I tried your sample project RestierTestWebApplication and it works fine if I use my local SQLExpress, but when I publish it to real server, where we have Active Directory and Windows authentication, it connects to DB using application pool account.

See https://github.com/OleksandrChekmez/ODataRESTier/blob/master/steps%20to%20reproduce.docx

Since https://github.com/OleksandrChekmez/ODataRESTier/tree/master/WebAPI_project/WebAPIplusEF project works fine on real server, therefore configuration of the server is correct. Because we use the same IIS, the same DB, only project code is different, therefore I assume that problem is in the code.

[OleksandrChekmez]

After a lot of long hours in RESTier source code debugging and checking we found the reason of the problem. All calls to Db done as async calls and some special manipulations required in order to do not loose user identity during such call.

This article help us to the the problem - https://blogs.msdn.microsoft.com/tom/2008/04/22/making-an-asynchronous-call-using-the-impersonation-identity/

We fixed it by changing aspnet.config file. It is not the best solution, because it can conflict with other application, but it is the only solution we found.

I hope this article will help you to fix the problem inside RESTier and it will work even without aspnet.config file changes.

[chinadragon0515]

@OleksandrChekmez Sorry for the later response, we are busy to release 0.5.0 of RESTier which we do not expect big changes before GA.
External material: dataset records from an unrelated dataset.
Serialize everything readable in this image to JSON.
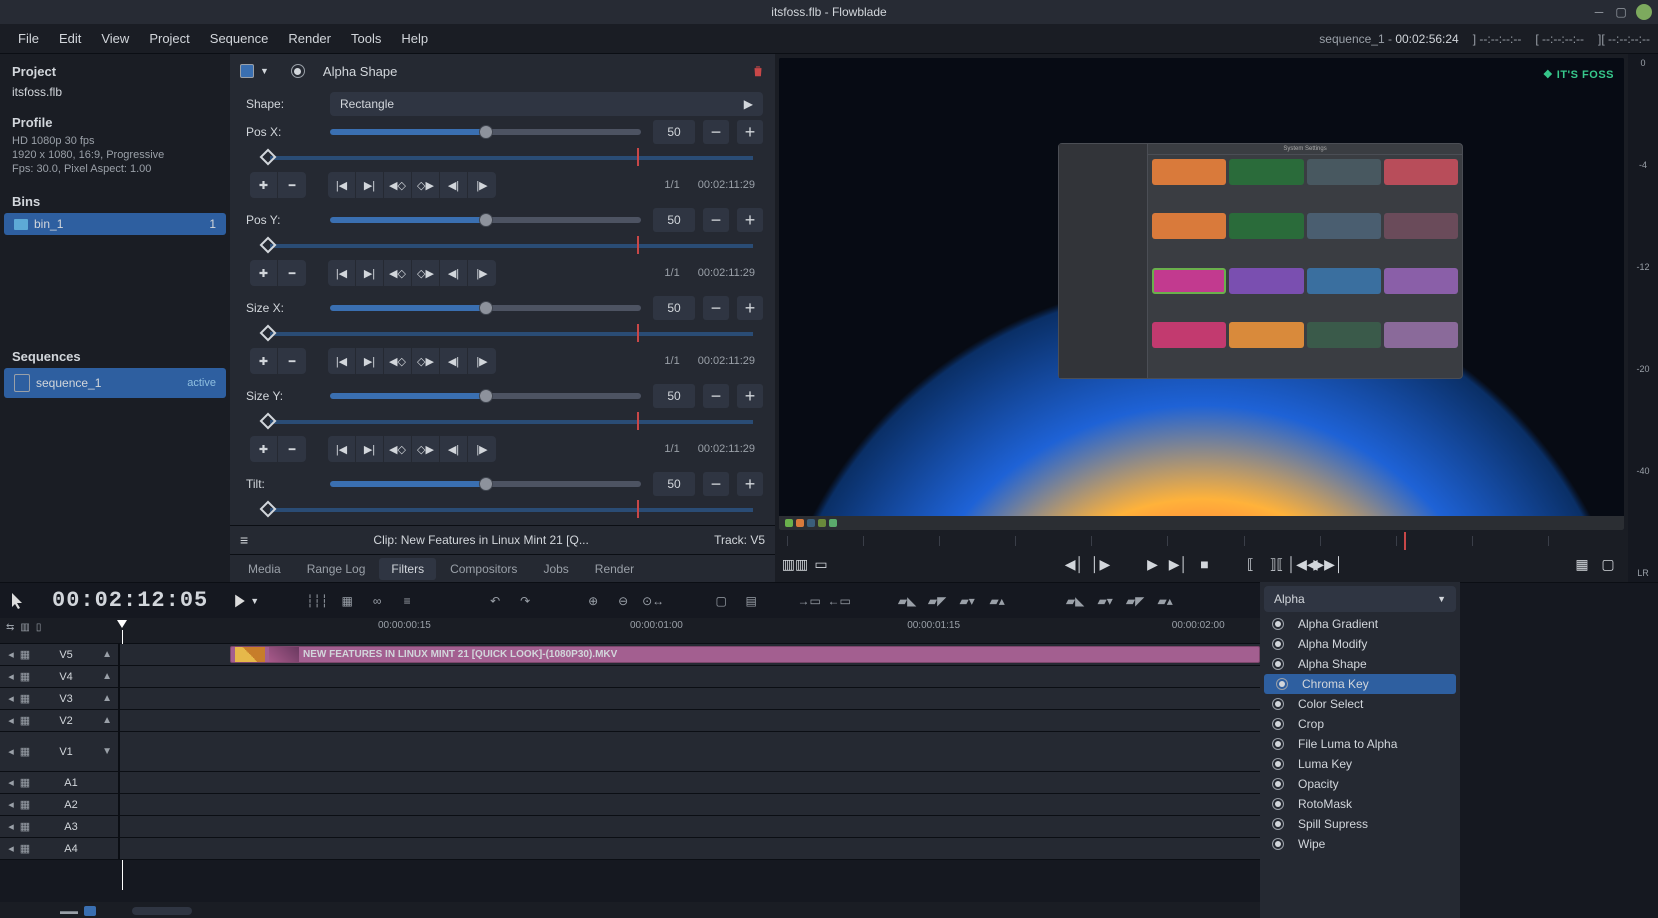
{
  "window_title": "itsfoss.flb - Flowblade",
  "menubar": [
    "File",
    "Edit",
    "View",
    "Project",
    "Sequence",
    "Render",
    "Tools",
    "Help"
  ],
  "header_right": {
    "sequence_label": "sequence_1 - ",
    "sequence_tc": "00:02:56:24",
    "tc_a": "]  --:--:--:--",
    "tc_b": "[  --:--:--:--",
    "tc_c": "][  --:--:--:--"
  },
  "project": {
    "header": "Project",
    "filename": "itsfoss.flb",
    "profile_label": "Profile",
    "profile_lines": [
      "HD 1080p 30 fps",
      "1920 x 1080, 16:9, Progressive",
      "Fps: 30.0, Pixel Aspect: 1.00"
    ],
    "bins_label": "Bins",
    "bins": [
      {
        "name": "bin_1",
        "count": "1"
      }
    ],
    "sequences_label": "Sequences",
    "sequences": [
      {
        "name": "sequence_1",
        "status": "active"
      }
    ]
  },
  "filter": {
    "title": "Alpha Shape",
    "shape_label": "Shape:",
    "shape_value": "Rectangle",
    "params": [
      {
        "label": "Pos X:",
        "value": "50",
        "kf": "1/1",
        "tc": "00:02:11:29"
      },
      {
        "label": "Pos Y:",
        "value": "50",
        "kf": "1/1",
        "tc": "00:02:11:29"
      },
      {
        "label": "Size X:",
        "value": "50",
        "kf": "1/1",
        "tc": "00:02:11:29"
      },
      {
        "label": "Size Y:",
        "value": "50",
        "kf": "1/1",
        "tc": "00:02:11:29"
      },
      {
        "label": "Tilt:",
        "value": "50",
        "kf": "",
        "tc": ""
      }
    ]
  },
  "clip_footer": {
    "clip": "Clip: New Features in Linux Mint 21 [Q...",
    "track": "Track: V5"
  },
  "tabs": [
    "Media",
    "Range Log",
    "Filters",
    "Compositors",
    "Jobs",
    "Render"
  ],
  "active_tab": 2,
  "preview": {
    "logo": "❖ IT'S FOSS",
    "dialog_title": "System Settings",
    "vu_labels": [
      "0",
      "-4",
      "-12",
      "-20",
      "-40"
    ],
    "vu_lr": "LR"
  },
  "timeline_toolbar": {
    "timecode": "00:02:12:05"
  },
  "ruler_labels": [
    {
      "pos": "30%",
      "text": "00:00:00:15"
    },
    {
      "pos": "50%",
      "text": "00:00:01:00"
    },
    {
      "pos": "72%",
      "text": "00:00:01:15"
    },
    {
      "pos": "93%",
      "text": "00:00:02:00"
    }
  ],
  "tracks": {
    "video": [
      "V5",
      "V4",
      "V3",
      "V2",
      "V1"
    ],
    "audio": [
      "A1",
      "A2",
      "A3",
      "A4"
    ]
  },
  "clip_name": "NEW FEATURES IN LINUX MINT 21 [QUICK LOOK]-(1080P30).MKV",
  "filters_panel": {
    "category": "Alpha",
    "items": [
      "Alpha Gradient",
      "Alpha Modify",
      "Alpha Shape",
      "Chroma Key",
      "Color Select",
      "Crop",
      "File Luma to Alpha",
      "Luma Key",
      "Opacity",
      "RotoMask",
      "Spill Supress",
      "Wipe"
    ],
    "selected": 3
  }
}
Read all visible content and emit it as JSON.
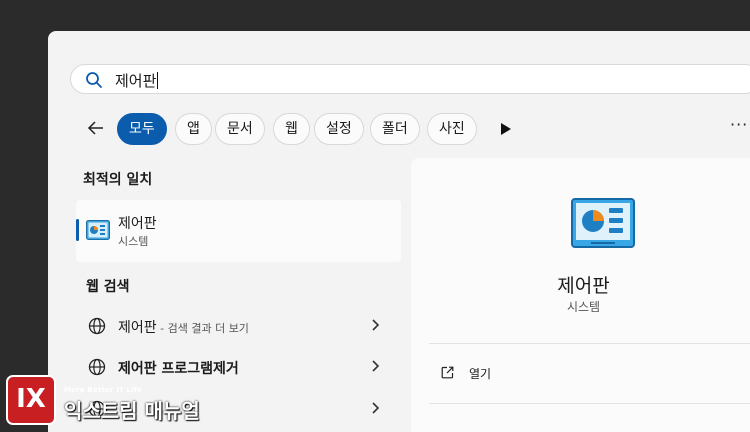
{
  "search": {
    "query": "제어판"
  },
  "filters": {
    "back_label": "←",
    "chips": [
      "모두",
      "앱",
      "문서",
      "웹",
      "설정",
      "폴더",
      "사진"
    ],
    "more_label": "···"
  },
  "left": {
    "best_match_heading": "최적의 일치",
    "best_match": {
      "title": "제어판",
      "subtitle": "시스템"
    },
    "web_heading": "웹 검색",
    "web_items": [
      {
        "label": "제어판",
        "suffix": " - 검색 결과 더 보기"
      },
      {
        "label": "제어판 프로그램제거",
        "suffix": ""
      },
      {
        "label": "",
        "suffix": ""
      }
    ]
  },
  "detail": {
    "title": "제어판",
    "subtitle": "시스템",
    "actions": [
      {
        "label": "열기"
      }
    ]
  },
  "watermark": {
    "badge": "IX",
    "tagline": "More Better IT Life",
    "name": "익스트림 매뉴얼"
  },
  "colors": {
    "accent": "#0b5cad",
    "panel": "#f3f3f3",
    "brand_red": "#c81f23"
  },
  "icons": [
    "search-icon",
    "back-arrow-icon",
    "play-icon",
    "more-icon",
    "control-panel-icon",
    "globe-icon",
    "chevron-right-icon",
    "open-external-icon"
  ]
}
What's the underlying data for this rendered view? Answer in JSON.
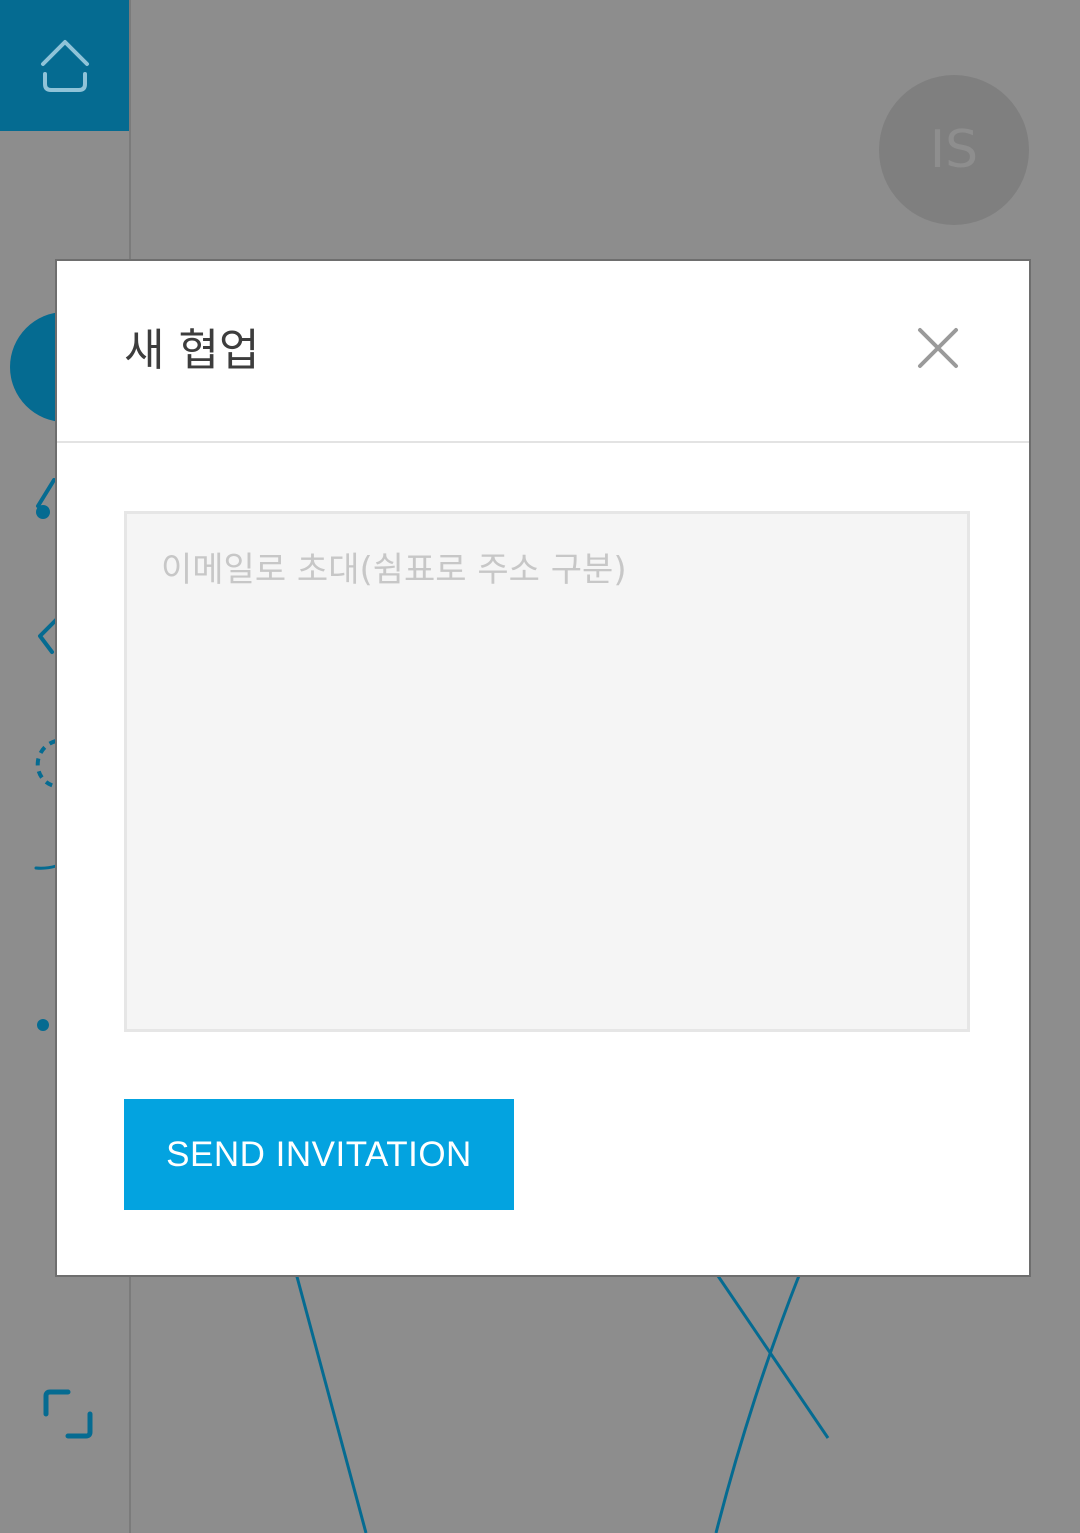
{
  "app": {
    "user_initials": "IS",
    "accent_color": "#056b91",
    "icons": [
      "home-icon",
      "shape-tool-icon",
      "pen-tool-icon",
      "eraser-tool-icon",
      "lasso-tool-icon",
      "line-tool-icon",
      "dot-tool-icon",
      "crop-icon"
    ]
  },
  "modal": {
    "title": "새 협업",
    "close_icon": "close-icon",
    "email_placeholder": "이메일로 초대(쉼표로 주소 구분)",
    "email_value": "",
    "send_label": "SEND INVITATION",
    "send_color": "#03a3e0"
  }
}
I am glad to hear you have a way to workaround this, we will look at this.

[markdstafford]

Thanks for the tip, and I'm really glad you at least have it functional. As @chinadragon0515, we are following up with some internal resources to see if there's something we can do here to reduce pain for future customers.

[chinadragon0515]

@markdstafford An issue against ASP .NET was already opened yesterday to see how we can improve future customers experience. https://github.com/aspnet/Identity/issues/835

I will continue follow up on that issue.

[chinadragon0515]

Ask on stack overflow, http://stackoverflow.com/questions/37604029/webapi-project-entityframework-asynchronize-call-does-not-use-the-same-account-a

[chinadragon0515]

Ask internal, was still recommend to this way, as this is for all Web Api project for async call, not something can be handled at RESTier code level, will add some note and then close the issue.

[chinadragon0515]

document is updated, close the issue.